INCLUSIVE LEARNING | Microsoft makes technology empower students with special needs

September 7, 2017 - 4:48 PM
Clarissa Segismundo, Education Programs lead at Microsoft Philippines, demonstrates to media accessibility and assistive technology tools from Microsoft to provide quality and inclusive education for all, particularly students with special needs. InterAksyon file photo

MANILA, PHILIPPINES — A recent survey by Microsoft showed that a majority of business leaders across the Asian region agreed on the need to transform into a digital business to enable growth in the future.

The study was recently done across 13 markets in Asia with a high 87% of business leaders from the education sector have similar opinions that every organization, including educational institutions, on the importance on digital transformation.

The study is also paramount to the Philippines, according to a statement from Microsoft Philippines, in “[a] country with 25.4 million K-12 learners and a fast growing economy”. Technology, said the software technology giant, should be used “[to] engage all learners and prepare them for the future”.

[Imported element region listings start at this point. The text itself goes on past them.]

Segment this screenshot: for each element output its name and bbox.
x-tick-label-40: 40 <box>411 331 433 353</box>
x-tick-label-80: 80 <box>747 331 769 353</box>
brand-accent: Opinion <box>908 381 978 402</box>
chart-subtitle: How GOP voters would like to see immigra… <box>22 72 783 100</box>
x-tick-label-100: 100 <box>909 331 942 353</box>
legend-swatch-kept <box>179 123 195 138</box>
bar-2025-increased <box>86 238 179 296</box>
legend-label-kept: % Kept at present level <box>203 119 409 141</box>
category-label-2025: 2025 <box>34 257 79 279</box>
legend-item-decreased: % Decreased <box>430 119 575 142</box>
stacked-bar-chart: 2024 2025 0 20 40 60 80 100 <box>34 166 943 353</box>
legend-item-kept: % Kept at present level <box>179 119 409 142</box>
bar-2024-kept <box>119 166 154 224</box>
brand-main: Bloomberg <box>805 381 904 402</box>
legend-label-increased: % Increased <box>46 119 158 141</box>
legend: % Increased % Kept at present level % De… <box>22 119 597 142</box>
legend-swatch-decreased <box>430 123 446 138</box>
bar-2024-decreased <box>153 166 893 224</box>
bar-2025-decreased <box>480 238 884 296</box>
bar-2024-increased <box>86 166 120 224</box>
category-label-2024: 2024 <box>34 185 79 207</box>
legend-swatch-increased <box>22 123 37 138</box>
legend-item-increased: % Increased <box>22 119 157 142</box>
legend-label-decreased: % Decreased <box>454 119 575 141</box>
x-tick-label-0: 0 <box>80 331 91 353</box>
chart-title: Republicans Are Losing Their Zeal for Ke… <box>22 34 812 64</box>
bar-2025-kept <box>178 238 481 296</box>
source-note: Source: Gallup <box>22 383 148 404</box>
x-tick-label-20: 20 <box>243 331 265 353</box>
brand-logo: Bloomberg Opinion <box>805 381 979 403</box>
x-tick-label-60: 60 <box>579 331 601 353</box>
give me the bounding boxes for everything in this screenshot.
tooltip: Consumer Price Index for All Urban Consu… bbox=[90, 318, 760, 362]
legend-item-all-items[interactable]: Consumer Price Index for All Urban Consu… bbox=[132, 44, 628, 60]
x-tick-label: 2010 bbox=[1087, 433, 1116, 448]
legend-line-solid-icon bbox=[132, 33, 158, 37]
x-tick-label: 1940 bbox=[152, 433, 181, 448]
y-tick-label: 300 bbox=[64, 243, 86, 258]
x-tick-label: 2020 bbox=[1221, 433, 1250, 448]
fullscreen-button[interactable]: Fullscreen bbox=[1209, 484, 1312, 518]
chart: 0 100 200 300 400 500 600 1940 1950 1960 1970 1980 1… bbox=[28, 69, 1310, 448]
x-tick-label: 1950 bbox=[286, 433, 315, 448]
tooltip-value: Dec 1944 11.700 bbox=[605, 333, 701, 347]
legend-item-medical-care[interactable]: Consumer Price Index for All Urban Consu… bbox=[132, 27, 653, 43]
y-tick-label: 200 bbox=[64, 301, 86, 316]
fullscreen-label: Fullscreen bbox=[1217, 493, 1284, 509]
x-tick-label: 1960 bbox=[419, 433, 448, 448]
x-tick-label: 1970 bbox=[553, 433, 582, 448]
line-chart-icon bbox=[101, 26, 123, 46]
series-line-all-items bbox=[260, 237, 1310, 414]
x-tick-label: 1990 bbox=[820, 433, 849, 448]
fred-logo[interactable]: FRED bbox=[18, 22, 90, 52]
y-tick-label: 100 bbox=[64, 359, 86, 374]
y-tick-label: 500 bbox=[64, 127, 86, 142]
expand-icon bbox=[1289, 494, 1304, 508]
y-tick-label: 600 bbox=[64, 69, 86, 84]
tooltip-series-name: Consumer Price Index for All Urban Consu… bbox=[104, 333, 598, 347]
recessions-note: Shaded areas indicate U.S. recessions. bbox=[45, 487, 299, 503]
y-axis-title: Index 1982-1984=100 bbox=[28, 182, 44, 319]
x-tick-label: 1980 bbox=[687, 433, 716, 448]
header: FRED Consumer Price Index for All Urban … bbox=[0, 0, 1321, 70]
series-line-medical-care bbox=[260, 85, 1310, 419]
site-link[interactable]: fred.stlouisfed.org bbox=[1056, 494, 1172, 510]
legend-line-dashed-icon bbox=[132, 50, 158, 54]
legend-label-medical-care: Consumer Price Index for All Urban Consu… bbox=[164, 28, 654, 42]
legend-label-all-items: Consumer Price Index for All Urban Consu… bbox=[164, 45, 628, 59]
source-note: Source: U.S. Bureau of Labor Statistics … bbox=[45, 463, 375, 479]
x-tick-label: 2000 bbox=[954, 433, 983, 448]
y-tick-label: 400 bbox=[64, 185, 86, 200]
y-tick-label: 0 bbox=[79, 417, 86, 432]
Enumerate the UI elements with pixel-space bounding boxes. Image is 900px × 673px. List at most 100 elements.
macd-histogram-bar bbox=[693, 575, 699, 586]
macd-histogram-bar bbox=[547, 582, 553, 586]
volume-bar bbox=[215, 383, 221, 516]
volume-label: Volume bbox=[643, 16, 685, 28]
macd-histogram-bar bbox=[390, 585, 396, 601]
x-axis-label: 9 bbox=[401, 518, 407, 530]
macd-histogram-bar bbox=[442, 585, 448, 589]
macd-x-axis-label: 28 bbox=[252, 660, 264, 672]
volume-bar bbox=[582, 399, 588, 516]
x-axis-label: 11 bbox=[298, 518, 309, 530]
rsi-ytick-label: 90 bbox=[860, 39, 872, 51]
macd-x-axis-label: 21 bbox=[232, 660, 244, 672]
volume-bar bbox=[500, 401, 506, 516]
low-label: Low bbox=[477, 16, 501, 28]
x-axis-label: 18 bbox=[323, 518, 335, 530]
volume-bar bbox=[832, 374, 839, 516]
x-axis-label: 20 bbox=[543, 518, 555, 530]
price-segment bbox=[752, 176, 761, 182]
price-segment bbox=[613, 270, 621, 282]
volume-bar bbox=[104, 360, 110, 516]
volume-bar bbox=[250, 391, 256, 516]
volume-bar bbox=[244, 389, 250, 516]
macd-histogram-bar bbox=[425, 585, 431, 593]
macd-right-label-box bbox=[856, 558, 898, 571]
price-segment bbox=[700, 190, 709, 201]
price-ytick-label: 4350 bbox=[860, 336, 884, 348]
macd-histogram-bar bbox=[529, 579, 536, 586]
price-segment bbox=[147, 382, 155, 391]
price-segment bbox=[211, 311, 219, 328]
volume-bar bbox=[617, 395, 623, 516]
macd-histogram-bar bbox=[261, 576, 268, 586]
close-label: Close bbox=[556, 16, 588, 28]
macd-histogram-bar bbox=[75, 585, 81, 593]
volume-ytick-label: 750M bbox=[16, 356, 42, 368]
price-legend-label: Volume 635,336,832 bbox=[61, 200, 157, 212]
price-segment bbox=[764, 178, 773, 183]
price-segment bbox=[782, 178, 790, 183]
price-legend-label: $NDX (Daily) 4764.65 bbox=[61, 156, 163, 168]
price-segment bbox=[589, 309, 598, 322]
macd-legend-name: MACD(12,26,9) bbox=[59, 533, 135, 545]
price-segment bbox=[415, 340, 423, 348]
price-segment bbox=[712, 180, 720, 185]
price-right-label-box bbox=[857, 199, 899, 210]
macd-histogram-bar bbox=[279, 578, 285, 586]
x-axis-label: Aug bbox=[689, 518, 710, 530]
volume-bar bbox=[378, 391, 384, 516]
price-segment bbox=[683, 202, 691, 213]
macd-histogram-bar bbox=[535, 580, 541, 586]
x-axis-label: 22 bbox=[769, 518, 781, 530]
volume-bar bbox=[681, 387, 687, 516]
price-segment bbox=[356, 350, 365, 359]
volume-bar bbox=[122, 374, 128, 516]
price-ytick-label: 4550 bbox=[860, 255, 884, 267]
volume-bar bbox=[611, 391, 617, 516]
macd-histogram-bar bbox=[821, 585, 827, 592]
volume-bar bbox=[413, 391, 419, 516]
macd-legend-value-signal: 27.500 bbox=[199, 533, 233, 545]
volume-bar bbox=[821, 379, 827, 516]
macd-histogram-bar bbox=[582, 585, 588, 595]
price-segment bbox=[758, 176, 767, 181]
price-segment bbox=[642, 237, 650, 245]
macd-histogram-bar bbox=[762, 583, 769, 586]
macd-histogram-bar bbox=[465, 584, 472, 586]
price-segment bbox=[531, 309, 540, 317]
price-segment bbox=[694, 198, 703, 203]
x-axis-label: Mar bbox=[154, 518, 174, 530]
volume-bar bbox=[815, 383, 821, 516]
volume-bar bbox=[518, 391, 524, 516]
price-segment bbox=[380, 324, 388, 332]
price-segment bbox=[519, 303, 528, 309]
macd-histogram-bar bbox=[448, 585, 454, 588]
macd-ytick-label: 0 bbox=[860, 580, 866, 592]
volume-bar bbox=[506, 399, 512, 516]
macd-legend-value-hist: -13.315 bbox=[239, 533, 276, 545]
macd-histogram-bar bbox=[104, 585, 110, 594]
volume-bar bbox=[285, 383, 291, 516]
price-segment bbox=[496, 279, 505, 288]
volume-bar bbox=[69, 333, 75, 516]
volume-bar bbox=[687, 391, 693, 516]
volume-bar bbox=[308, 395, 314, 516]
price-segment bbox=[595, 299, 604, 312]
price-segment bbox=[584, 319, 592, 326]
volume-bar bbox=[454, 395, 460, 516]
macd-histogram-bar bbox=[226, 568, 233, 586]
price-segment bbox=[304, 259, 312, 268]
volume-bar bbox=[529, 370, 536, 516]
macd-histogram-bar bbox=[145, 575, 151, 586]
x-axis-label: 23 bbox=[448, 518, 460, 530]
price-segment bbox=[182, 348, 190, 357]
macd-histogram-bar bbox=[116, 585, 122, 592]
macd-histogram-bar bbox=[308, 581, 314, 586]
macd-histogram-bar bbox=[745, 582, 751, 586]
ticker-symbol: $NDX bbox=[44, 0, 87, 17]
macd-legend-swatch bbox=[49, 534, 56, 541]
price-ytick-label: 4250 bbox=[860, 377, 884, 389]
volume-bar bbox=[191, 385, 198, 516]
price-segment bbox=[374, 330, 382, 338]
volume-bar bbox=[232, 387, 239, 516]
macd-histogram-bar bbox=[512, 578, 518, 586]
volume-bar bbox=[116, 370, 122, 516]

Bertrand Launay, the newly-installed managing director of Microsoft Philippines, reiterates Microsoft’s firm commitment to the digital transformation of education in the Philippines.

“We at Microsoft create technology that recognizes the diversity in learning and we have created tools that empower all students,” Launay said.

Microsoft video shows an example of how technology can empower students with special needs

When it come to helping students with special needs, Microsoft has launched a video that shows one example of Microsoft’s commitment to inclusive learning, wherein the video focuses on technology for the visually impaired.

The video shows students from the Adaptive Technology for Rehabilitation, Integration and Empowerment of the Visually Impaired (ATRIEV), and shows how visually impaired learners can gain important computer science skills that will help increase their employability opportunities. Accessibility tools and assistive technology tools such as audio Narrator were utilized in order for the students to use basic office productivity tools and even computer programming and coding.

“This is a game-changer in the field of education,” said Clarissa Segismundo, Education Programs lead at Microsoft Philippines. “These are tools that many special students are using for inclusive-learning in the classroom.”

In 2016, the Department of Education (DepEd) registered 250,000 enrollees at the elementary level and 100,000 at the high school level students with special needs.

ATRIEV, on the other hand, is an NGO partnered with Microsoft Youthspark’s Coding for Accessibility since 2008 and continued to help the blind and low vision be employable.

“This is but one example of the many Microsoft learning tools created for learners with special needs,” Launay said. “As evident in our programs and accessibility features that are present in all our software solutions, we remain steadfast in being the technology behind quality and inclusive education for all.”